I need to fix the Apps Script so it focuses on new uploads to a specific folder, but that's not the main problem now. Getting the file that has clearly been identified copied over to the GCS bucket is what I need help with.
Sounds like you've added some looping logic. Try running this in the Apps Script debug mode, maybe? The script I've shared above definitely copied a file data from Drive to GCS successfully.
I still haven't been able to figure out why this isn't working. So, as another test, I created a brand new project and used the script from your previous post.
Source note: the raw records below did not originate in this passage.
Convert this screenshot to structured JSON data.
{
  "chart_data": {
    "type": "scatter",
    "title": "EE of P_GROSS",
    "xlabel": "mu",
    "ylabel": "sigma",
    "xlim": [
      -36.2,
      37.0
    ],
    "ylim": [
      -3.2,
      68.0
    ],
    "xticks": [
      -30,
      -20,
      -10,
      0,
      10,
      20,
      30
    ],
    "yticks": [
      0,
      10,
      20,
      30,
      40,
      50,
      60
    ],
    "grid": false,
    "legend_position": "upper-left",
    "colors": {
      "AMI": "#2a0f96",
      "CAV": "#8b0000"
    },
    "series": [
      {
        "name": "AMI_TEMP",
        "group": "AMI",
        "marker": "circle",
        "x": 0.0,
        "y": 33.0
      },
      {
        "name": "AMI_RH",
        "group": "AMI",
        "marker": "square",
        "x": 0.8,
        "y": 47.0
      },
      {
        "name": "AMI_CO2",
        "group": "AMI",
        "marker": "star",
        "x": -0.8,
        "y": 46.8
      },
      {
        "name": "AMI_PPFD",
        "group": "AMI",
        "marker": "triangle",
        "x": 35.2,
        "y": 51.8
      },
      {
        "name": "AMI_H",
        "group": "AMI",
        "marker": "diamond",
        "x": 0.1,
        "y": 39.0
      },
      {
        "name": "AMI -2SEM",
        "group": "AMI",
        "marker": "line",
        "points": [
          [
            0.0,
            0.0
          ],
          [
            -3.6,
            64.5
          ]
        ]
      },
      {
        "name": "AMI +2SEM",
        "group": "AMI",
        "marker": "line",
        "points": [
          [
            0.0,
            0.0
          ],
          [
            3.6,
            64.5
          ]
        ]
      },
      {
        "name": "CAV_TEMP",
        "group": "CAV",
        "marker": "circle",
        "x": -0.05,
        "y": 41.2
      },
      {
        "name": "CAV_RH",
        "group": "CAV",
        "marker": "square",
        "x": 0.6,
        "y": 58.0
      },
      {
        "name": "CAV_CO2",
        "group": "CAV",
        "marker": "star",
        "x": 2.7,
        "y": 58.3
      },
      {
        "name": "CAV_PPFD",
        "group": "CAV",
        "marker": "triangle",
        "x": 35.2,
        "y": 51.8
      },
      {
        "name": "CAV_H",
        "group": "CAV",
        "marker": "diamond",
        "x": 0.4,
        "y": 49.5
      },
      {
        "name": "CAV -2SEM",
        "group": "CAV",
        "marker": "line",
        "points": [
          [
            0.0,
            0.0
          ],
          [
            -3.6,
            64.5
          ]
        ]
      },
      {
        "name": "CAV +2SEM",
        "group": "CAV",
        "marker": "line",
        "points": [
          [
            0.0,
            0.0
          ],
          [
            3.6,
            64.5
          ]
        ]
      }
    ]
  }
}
I inserted my GCS bucket name and Drive file ID where indicated, changed the sharing settings on that file to Anyone With the Link, and (likely unnecessarily) directly shared that file with the GC Service Account email. I also added the OAuth2 library to the project.
But, it didn't work. There were no errors in the Apps Script execution logs, but the Drive file was not copied to GCS.
I am very frustrated, especially after not being able to get even this simple test to work properly. What could be missing? Do I need to create OAuth credentials in the Google Cloud project? Looking at your script sample I used for this test, I don't see where I'd even put that. If this worked for you, it should work for me as well.
Can we get back to the basics here and see if we can find the difference between your GCS and Apps Script project settings and mine? It would be helpful if you could explain how you set up the relevant components for them, and I can compare with my own settings.
I am experiencing the exact same frustrations as you are right now. Google offers great products, but they are so difficult to access due to their unintuitive security systems, which is incredibly frustrating.
We're in sept-2024, and it's still the same situation as you experienced in 2023.
I am new to GCP and I am experiencing the same thing. The only difference is I am accessing a shared drive (from a third party).